Christa Pöppelmann > November 1918 > Samstag, der 6. März 1920
Samstag, der 6. März 1920
Im Hotel Adlon in Berlin spielt sich in der Nacht eine Szene ab, die direkt aus Heinrich Manns Roman „Der Untertan“ hätte stammen können. Allabendlich spielt die Kapelle gegen dreiviertel elf „Deutschland, Deutschland über alles“. Die deutschen Gäste pflegen dazu aufzustehen, die ausländischen nicht. An diesem Abend aber ist Joachim Albrecht Prinz von Preußen anwesend und hat mit einem ehemaligen russischen Diplomaten und dessen Gattin schon einige Flaschen Wein geleert, als das Lied gespielt wird. Der Prinz fordert die anwesenden Mitglieder der französischen Militärmission in Berlin barsch zum Aufstehen auf. Ein Rittmeister von Platen und seine Gesellschaft am Nebentisch schließen sich an und skandieren „Aufstehen, sonst raus!“ Als die Franzosen sitzen bleiben, beginnt Joachim Albrecht sie erst mit Blumen von seinem Tisch zu bewerfen. Von irgendwoher kommt ein Glas Richtung der Franzosen geflogen. Ein Graf Metternich mischt sich ein, weist den Prinzen darauf hin, dass die Franzosen laut ihrem Reglement gar nicht aufstehen dürfen. Prinz Joachim Albrecht jedoch schleudert selbst ein Glas, das fast die Frau des französischen Offiziers Klein trifft und schreit: „Hinaus mit den Schweinen! Schlagt die Hunde tot, wenn sie nicht hinaus wollen!“ Madame Klein flieht durch das Fenster. Metternich herrscht den Prinzen an, er solle sich schämen, er und seine Familie seien das Unglück Deutschlands gewesen. Um den Tisch der Franzosen herum kommt es zur allgemeinen Schlägerei. Die Bediensteten, auch Hotelbesitzer Adlon und sein Sohn gehen dazwischen und ziehen den halb ohnmächtigen französischen Kapitän Rougevin aus dem Getümmel in einem Vorraum, wo er zusammenbricht.
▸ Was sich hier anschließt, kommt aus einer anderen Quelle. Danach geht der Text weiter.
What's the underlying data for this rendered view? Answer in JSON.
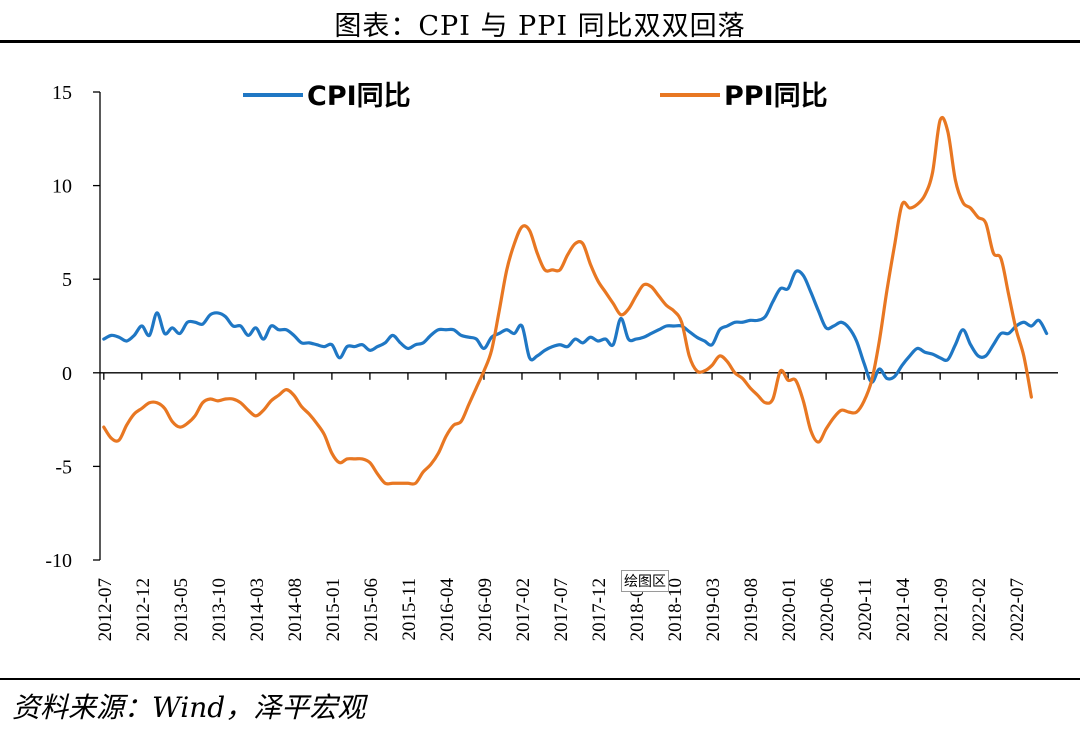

Die anderen beiden Franzosen können unter dem Schutz der Kellner mit Schnittwunden und zerrissener Kleidung aus dem Saal fliehen. Dort gratuliert Prinz Joachim Albrecht Rittmeister von Platen zum Sieg. Draußen zieht ein Prinz Hohenlohe seinen Schuh aus und schlägt ihn dem am Boden liegenden Kapitän Rougevin ins Gesicht. Mehrere der deutschen Gäste jedoch sagen dem Prinzen deutlich ihre Meinung.
Als Joachim Albrecht am nächsten Mittag wieder ins Adlon kommt, um zu speisen, weigern die Kellern sich, ihn zu bedienen. Der Prinz jedoch behauptet, er wäre an dem ganzen Vorfall völlig unbeteiligt gewesen, hätte ihn von seinem Tisch aus gar nicht richtig mitbekommen. Augenzeugen sagen jedoch später aus, der habe der Kapelle sogar Geld gegeben, damit sie das Deutschlandlied spiele, und auch zuvor schon gegen ausländische Gäste gepöbelt und vor ihnen ausgespuckt. Auch wird bekannt, dass der Betriebsrat des Hotels die Leitung schon im Vorfeld gebeten habe, dass keine nationalen Hymnen gespielt würden, da dies Zusammenstoße zwischen internationlen und deutschnationalistischen Gästen provozieren könne. Reichswehrminister Noske lässt sowohl Joachim Albrecht wie Rittmeister Platen in Schutzhaft nehmen.
Ein ähnlicher Zwischenfall ereignet sich zwei Tage später in Bremen. Auch hier werden französische Offiziere, die in einem Hotel zum Deutschlandlied (das nicht offizielle deutsche Nationalhymne ist) nicht aufgestanden sind, misshandelt. Allerdings ohne Beteiligung eines Hohenzollernprinzen.